The PIN is combined with a unique hardware ID to generate the keys for the phone’s encrypted filesystem.
The iPhone PIN is not stored on the flash storage at all, because there’s really no need.
If the wrong PIN is entered then the encryption key that gets generated by combining the PIN with the hardware ID won’t work.
It won’t unlock the encrypted files.
That’s how the iPhone can verify that the PIN is correct (or not); a correct PIN will generate the right encryption key.
An incorrect PIN will not.
The software proves the PIN is correct by trying to use it, not by comparing it to an unencrypted version.
This aspect isn’t unique to the iPhone, either.
In spite of McAfee’s claim that “any computer” can be unlocked this way, other encrypted storage systems, such as Windows BitLocker and TrueCrypt, have the same feature.
They don’t store a copy of the passcode on the disk; they verify that the passcode is correct by virtue of the fact that it can successfully unlock the disk.
Now, it’s true that other passwords can be stored differently, and if we were feeling generous we might think that McAfee is mistakenly assuming that the iOS PIN is treated in the same way as a regular login password.
The conventional login password that’s used on a typical standalone Windows or Linux or OS X machine is in a sense stored on the disk.
But even for these passwords, operating systems do not simply store the password verbatim such that anyone can read it, meaning that McAfee would still be out of luck.

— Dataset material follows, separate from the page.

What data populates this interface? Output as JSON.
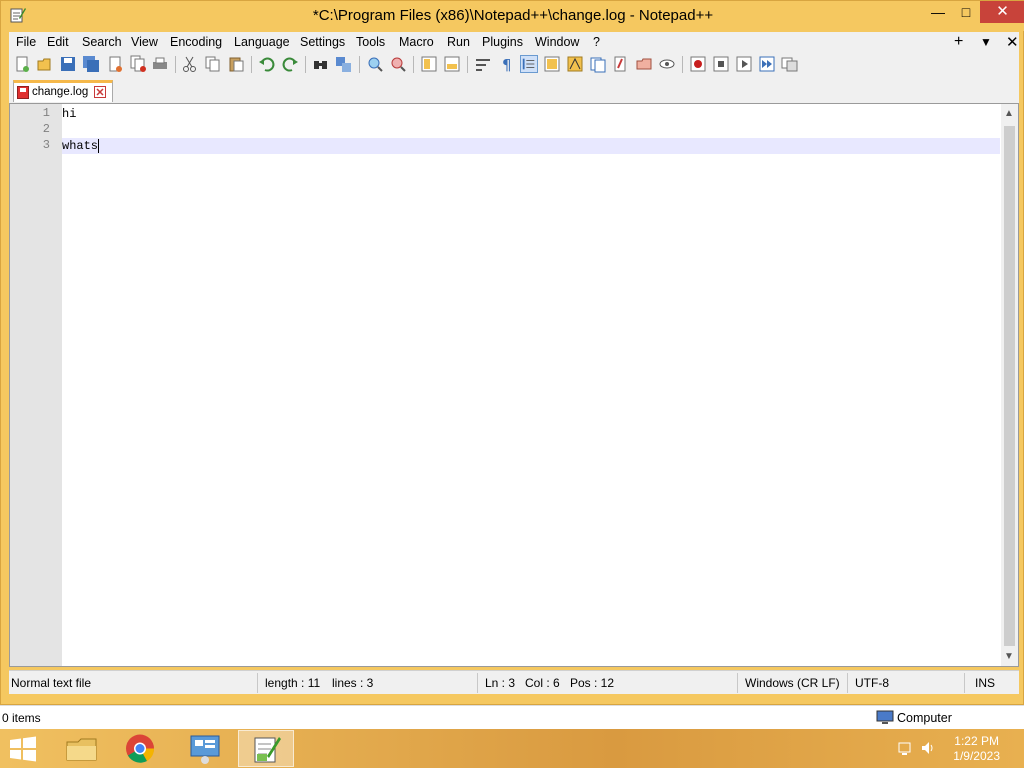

Rather, they store it in some irreversible mathematically transformed form from which the original password cannot be recreated.
To test if a password is correct, the operating systems perform the same mathematical transformation on the typed in password and see if it matches the copy stored on disk.

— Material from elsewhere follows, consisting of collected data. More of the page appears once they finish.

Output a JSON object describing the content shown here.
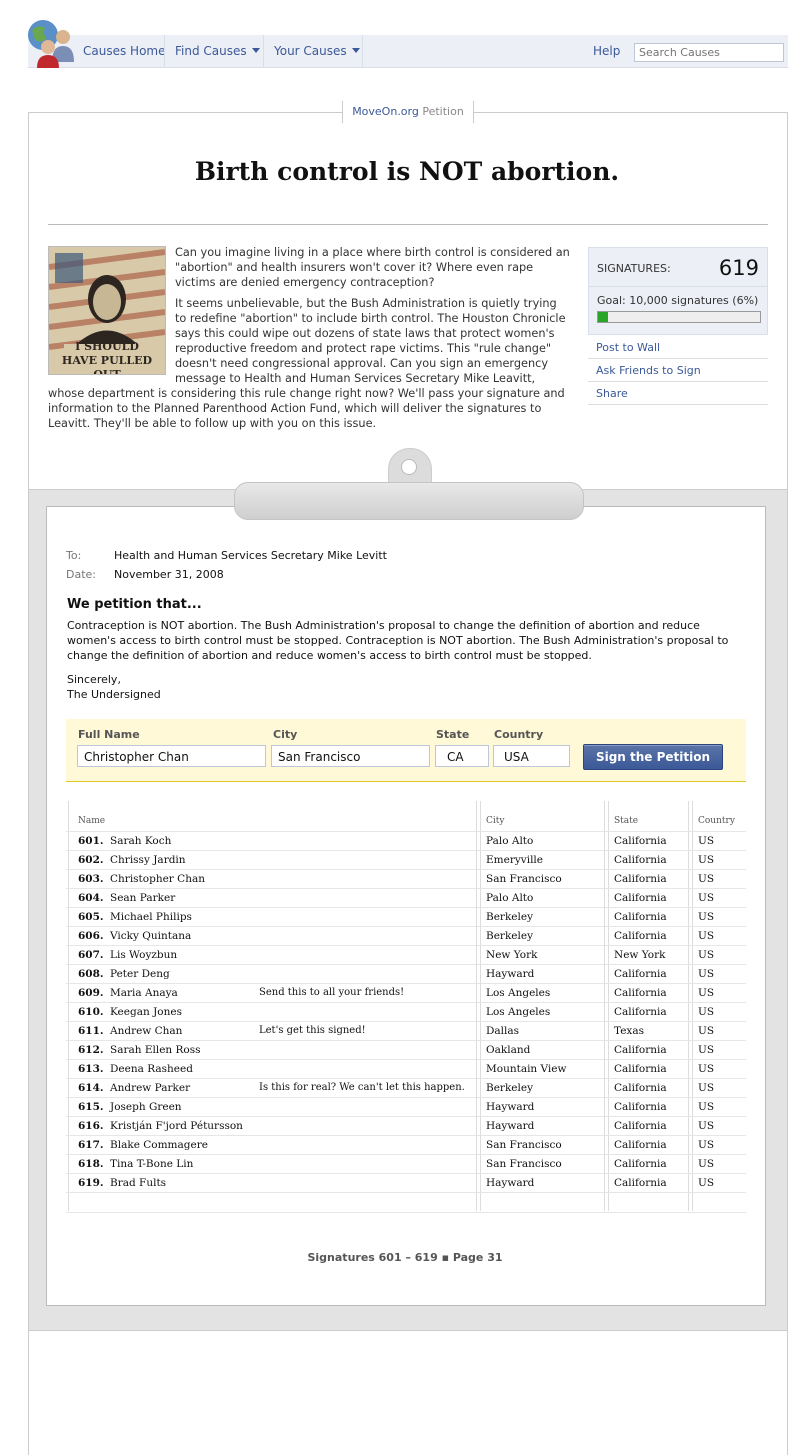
{
  "nav": {
    "causes_home": "Causes Home",
    "find_causes": "Find Causes",
    "your_causes": "Your Causes",
    "help": "Help",
    "search_placeholder": "Search Causes"
  },
  "petition": {
    "org": "MoveOn.org",
    "tab_suffix": "Petition",
    "title": "Birth control is NOT abortion.",
    "poster_text": "I SHOULD HAVE PULLED OUT",
    "paragraph1": "Can you imagine living in a place where birth control is considered an \"abortion\" and health insurers won't cover it? Where even rape victims are denied emergency contraception?",
    "paragraph2": "It seems unbelievable, but the Bush Administration is quietly trying to redefine \"abortion\" to include birth control. The Houston Chronicle says this could wipe out dozens of state laws that protect women's reproductive freedom and protect rape victims. This \"rule change\" doesn't need congressional approval. Can you sign an emergency message to Health and Human Services Secretary Mike Leavitt, whose department is considering this rule change right now? We'll pass your signature and information to the Planned Parenthood Action Fund, which will deliver the signatures to Leavitt. They'll be able to follow up with you on this issue."
  },
  "signatures": {
    "label": "SIGNATURES:",
    "count": "619",
    "goal_text": "Goal: 10,000 signatures (6%)",
    "progress": 0.06
  },
  "actions": {
    "post_to_wall": "Post to Wall",
    "ask_friends": "Ask Friends to Sign",
    "share": "Share"
  },
  "letter": {
    "to_label": "To:",
    "to": "Health and Human Services Secretary Mike Levitt",
    "date_label": "Date:",
    "date": "November 31, 2008",
    "heading": "We petition that...",
    "body": "Contraception is NOT abortion. The Bush Administration's proposal to change the definition of abortion and reduce women's access to birth control must be stopped. Contraception is NOT abortion. The Bush Administration's proposal to change the definition of abortion and reduce women's access to birth control must be stopped.",
    "closing1": "Sincerely,",
    "closing2": "The Undersigned"
  },
  "form": {
    "full_name_label": "Full Name",
    "city_label": "City",
    "state_label": "State",
    "country_label": "Country",
    "full_name": "Christopher Chan",
    "city": "San Francisco",
    "state": "CA",
    "country": "USA",
    "submit": "Sign the Petition"
  },
  "table": {
    "headers": {
      "name": "Name",
      "city": "City",
      "state": "State",
      "country": "Country"
    },
    "rows": [
      {
        "num": "601.",
        "name": "Sarah Koch",
        "comment": "",
        "city": "Palo Alto",
        "state": "California",
        "country": "US"
      },
      {
        "num": "602.",
        "name": "Chrissy Jardin",
        "comment": "",
        "city": "Emeryville",
        "state": "California",
        "country": "US"
      },
      {
        "num": "603.",
        "name": "Christopher Chan",
        "comment": "",
        "city": "San Francisco",
        "state": "California",
        "country": "US"
      },
      {
        "num": "604.",
        "name": "Sean Parker",
        "comment": "",
        "city": "Palo Alto",
        "state": "California",
        "country": "US"
      },
      {
        "num": "605.",
        "name": "Michael Philips",
        "comment": "",
        "city": "Berkeley",
        "state": "California",
        "country": "US"
      },
      {
        "num": "606.",
        "name": "Vicky Quintana",
        "comment": "",
        "city": "Berkeley",
        "state": "California",
        "country": "US"
      },
      {
        "num": "607.",
        "name": "Lis Woyzbun",
        "comment": "",
        "city": "New York",
        "state": "New York",
        "country": "US"
      },
      {
        "num": "608.",
        "name": "Peter Deng",
        "comment": "",
        "city": "Hayward",
        "state": "California",
        "country": "US"
      },
      {
        "num": "609.",
        "name": "Maria Anaya",
        "comment": "Send this to all your friends!",
        "city": "Los Angeles",
        "state": "California",
        "country": "US"
      },
      {
        "num": "610.",
        "name": "Keegan Jones",
        "comment": "",
        "city": "Los Angeles",
        "state": "California",
        "country": "US"
      },
      {
        "num": "611.",
        "name": "Andrew Chan",
        "comment": "Let's get this signed!",
        "city": "Dallas",
        "state": "Texas",
        "country": "US"
      },
      {
        "num": "612.",
        "name": "Sarah Ellen Ross",
        "comment": "",
        "city": "Oakland",
        "state": "California",
        "country": "US"
      },
      {
        "num": "613.",
        "name": "Deena Rasheed",
        "comment": "",
        "city": "Mountain View",
        "state": "California",
        "country": "US"
      },
      {
        "num": "614.",
        "name": "Andrew Parker",
        "comment": "Is this for real? We can't let this happen.",
        "city": "Berkeley",
        "state": "California",
        "country": "US"
      },
      {
        "num": "615.",
        "name": "Joseph Green",
        "comment": "",
        "city": "Hayward",
        "state": "California",
        "country": "US"
      },
      {
        "num": "616.",
        "name": "Kristján F'jord Pétursson",
        "comment": "",
        "city": "Hayward",
        "state": "California",
        "country": "US"
      },
      {
        "num": "617.",
        "name": "Blake Commagere",
        "comment": "",
        "city": "San Francisco",
        "state": "California",
        "country": "US"
      },
      {
        "num": "618.",
        "name": "Tina T-Bone Lin",
        "comment": "",
        "city": "San Francisco",
        "state": "California",
        "country": "US"
      },
      {
        "num": "619.",
        "name": "Brad Fults",
        "comment": "",
        "city": "Hayward",
        "state": "California",
        "country": "US"
      }
    ]
  },
  "pager": "Signatures 601 – 619 ▪ Page 31",
  "colors": {
    "link": "#3b5998",
    "progress": "#28a528",
    "form_bg": "#fff9d7"
  }
}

Aside from that core claim—that there’s a PIN sitting on the iPhone’s flash storage just waiting for someone to read it—the notion that a “software engineer” could just figure out where that location was with nothing more than a disassembler and half an hour of spare time is fanciful nonsense.
Even with access to all of iOS’ source code, an uninitiated developer would be doing well to find all the pieces of code responsible for handling the PIN and validating it. With nothing more than dissasembled code—the (barely) human-readable counterpart to the machine code—it’s going to take substantially longer. iOS has hundreds of megabytes of executable code, and a disassembled iOS is going to be millions upon millions of lines of almost unintelligible assembly code.
Thus far, the most plausible method for decrypting the San Bernardino iPhone without Apple’s assistance involves manually inspecting the handset’s processor using acid and lasers.
Done correctly, this would let the FBI learn not the PIN, but the device’s unique hardware ID. With that ID, they could combine it with each of the PINs in turn until they hit upon the right one.
The cost and complexity of this technique would be extremely high, and it would be extremely risky: one wrong move and the hardware ID would be destroyed permanently, making the phone’s data permanently and irrevocably lost.
If John McAfee really does believe that the FBI, and everyone else working in computer security, is some kind of an idiot who hasn’t realized a very basic and simple flaw in the iPhone’s security, he could trivially prove his theory and show the world where the iPhone keeps its PIN. He could film the whole thing and put it on YouTube. Given that the whole exercise should only take half an hour, it’s hard to see any reason why McAfee wouldn’t do this—unless he’s not a fan of the taste of shoe leather.